Sunday, September 14, 2014

Another Week

This past week has been filled with many fun activities. On Tuesday we had Jon's old mission companion, Andrew Perkinson, over for dinner. It was fun to sit and listen to the boys reminisce over mission times and to tell stories. I love how much Jon loves his mission. It's one of my favorite things about him!

Thursday we join Steve and Milli again for dinner and to watch the BYU football game. Growing-up in a house of all girls, I never watched football (or any other sport) when I was little (my poor father!) Hence, I don't really have a love for watching the game. Since marrying Jon, I've tried to change this. It was so nice to have Milli--who was often similarly confused/clueless as to what was going on--while we watched the game. Friday, we made pizza and watched a movie. Saturday Jon helped our ward with Friends of Scouting money donations while I ran errands and we went to Stake Conference in the evening.

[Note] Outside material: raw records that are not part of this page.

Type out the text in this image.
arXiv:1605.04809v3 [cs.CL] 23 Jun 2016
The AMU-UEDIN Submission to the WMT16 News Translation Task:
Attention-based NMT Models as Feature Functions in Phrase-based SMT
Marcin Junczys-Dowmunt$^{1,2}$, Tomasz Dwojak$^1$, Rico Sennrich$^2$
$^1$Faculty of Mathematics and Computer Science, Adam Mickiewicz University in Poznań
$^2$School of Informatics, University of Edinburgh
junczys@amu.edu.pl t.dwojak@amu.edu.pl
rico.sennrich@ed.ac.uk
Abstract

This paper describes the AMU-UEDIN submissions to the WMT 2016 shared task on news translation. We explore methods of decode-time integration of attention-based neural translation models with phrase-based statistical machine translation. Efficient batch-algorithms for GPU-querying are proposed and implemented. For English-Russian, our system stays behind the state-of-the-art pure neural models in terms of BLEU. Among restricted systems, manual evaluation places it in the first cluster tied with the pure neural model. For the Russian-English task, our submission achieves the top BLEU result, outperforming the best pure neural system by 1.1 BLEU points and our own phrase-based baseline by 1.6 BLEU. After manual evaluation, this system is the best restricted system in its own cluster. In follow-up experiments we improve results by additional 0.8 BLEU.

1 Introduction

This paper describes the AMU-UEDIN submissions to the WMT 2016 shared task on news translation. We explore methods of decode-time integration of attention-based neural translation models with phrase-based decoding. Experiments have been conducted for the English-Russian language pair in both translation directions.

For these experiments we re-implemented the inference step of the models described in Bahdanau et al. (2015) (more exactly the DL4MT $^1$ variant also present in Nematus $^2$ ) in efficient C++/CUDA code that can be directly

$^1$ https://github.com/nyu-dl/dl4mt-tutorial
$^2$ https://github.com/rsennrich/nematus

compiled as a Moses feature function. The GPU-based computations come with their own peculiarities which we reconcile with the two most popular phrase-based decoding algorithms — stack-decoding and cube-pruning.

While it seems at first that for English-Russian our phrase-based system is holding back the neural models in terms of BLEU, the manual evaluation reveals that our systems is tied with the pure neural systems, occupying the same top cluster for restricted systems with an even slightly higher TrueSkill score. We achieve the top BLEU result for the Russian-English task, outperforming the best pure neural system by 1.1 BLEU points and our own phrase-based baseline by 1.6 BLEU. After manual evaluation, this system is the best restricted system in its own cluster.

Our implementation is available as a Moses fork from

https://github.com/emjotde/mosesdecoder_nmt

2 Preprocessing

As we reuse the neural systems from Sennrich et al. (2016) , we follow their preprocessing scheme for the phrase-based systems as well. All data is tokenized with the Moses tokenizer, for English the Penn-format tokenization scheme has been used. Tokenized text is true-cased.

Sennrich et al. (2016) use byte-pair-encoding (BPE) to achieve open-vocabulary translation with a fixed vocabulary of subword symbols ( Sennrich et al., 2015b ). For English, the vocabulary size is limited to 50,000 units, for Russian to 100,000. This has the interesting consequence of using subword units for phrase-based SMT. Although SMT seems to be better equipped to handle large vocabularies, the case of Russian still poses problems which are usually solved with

Okay, so I look a little excited
about the popcorn too...
Today we went to Stake Conference in the morning and heard the words of apostles and other inspired church leaders. I was very grateful for the inspiration and guidance I received by listening to their words. This upcoming week feels so much more doable and exciting because of the comfort and direction these leaders provided. And just because Jon has to keep things interesting, he brought a Ziplock bag full of popcorn to the meeting so that he could have a snack like a three-year-old. I thought he'd get there and be embarrassed. Wrong. He ate from the bag like it was a badge of honor. Children...

 Lunch after Stake Conference was one of the best lunches I've had in ages. We invited my friend, Anna Stewart, over to join us. Anna just got back from serving an eighteen month mission for the church and I hadn't seen her since she got back until today. Before Jon and I went crazy and decided to get married, Anna and I had been planning on living together when she got back. Now when people ask her if she moved into a place with anyone she knows she gets to tell them that she was going to but that instead her friend ditched her and got hitched. Oops. Luckily, she doesn't hate me, which is a rather wonderful thing because as wonderful as Jon is, it is rather awesome to also have girlfriends in my life too. I hope Anna and I get to see each other often and maybe even go to the temple together like we used to always do.

We ended today by spending dinner at the house of one of Jon's coworkers--Nathan. Nathan has severe autism, so rather than serving a full-time mission, he works with Jon's BYU ground's crew as a service missionary. The food was delicious and spending time with Jon's coworkers/friends was super fun, but the best part of the evening was hearing Nathan's mom express her gratitude to Jon's crew for letting her son work with them. She talked about how many people get easily annoyed with Nathan, making him feel unwelcome, and about how it's been hard for their family to find places where he feels loved. Jon's crew, however, has been one place that Nathan has felt welcomed and loved. As her eyes gleamed with tears the Spirit whispered to me: This is what life's all about...helping the heavily burdened, welcoming those that others turn away, loving everyone--especially the outcasts, and making people feel the way that Nathan's mom feels about Jon's crew. 


It was the perfect way to end my Sunday. My life is absolutely perfect right now: I love my job, my husband, my ward, my apartment, my calling, my family, literally everything! However, even though it's absolutely perfect, everything is so new, which makes life sometimes hard to figure out. Along with all the joys of my new married/being-a-teacher life, the past few weeks have held their share of tears, frustrations, and moments of feeling like I have no idea what I'm doing and/or like I'm messing everything up. As these crazy moments have come, I've found myself wracking my brain, trying to find the secret answer to knowing how to fix everything. Today, though, Stake Conference reminded me that there's one fail safe source I can always turn to for help, and Nathan's mom reminded me that there's always one fail safe solution that will help me feel better: Christ is the fail safe source--I can always turn to Him for help, and charity--loving others as He does--is the fail safe solution that will always make me feel better. In the busyness of getting married and starting teaching I've lost track of these two things. After this weekend, though, I feel humbled and I'm determined to be better at remembering Christ and living with charity in my heart. I'm so grateful for the answers that the gospel provides. After 22 years it has never failed me, and for the rest of eternity I know that it never will.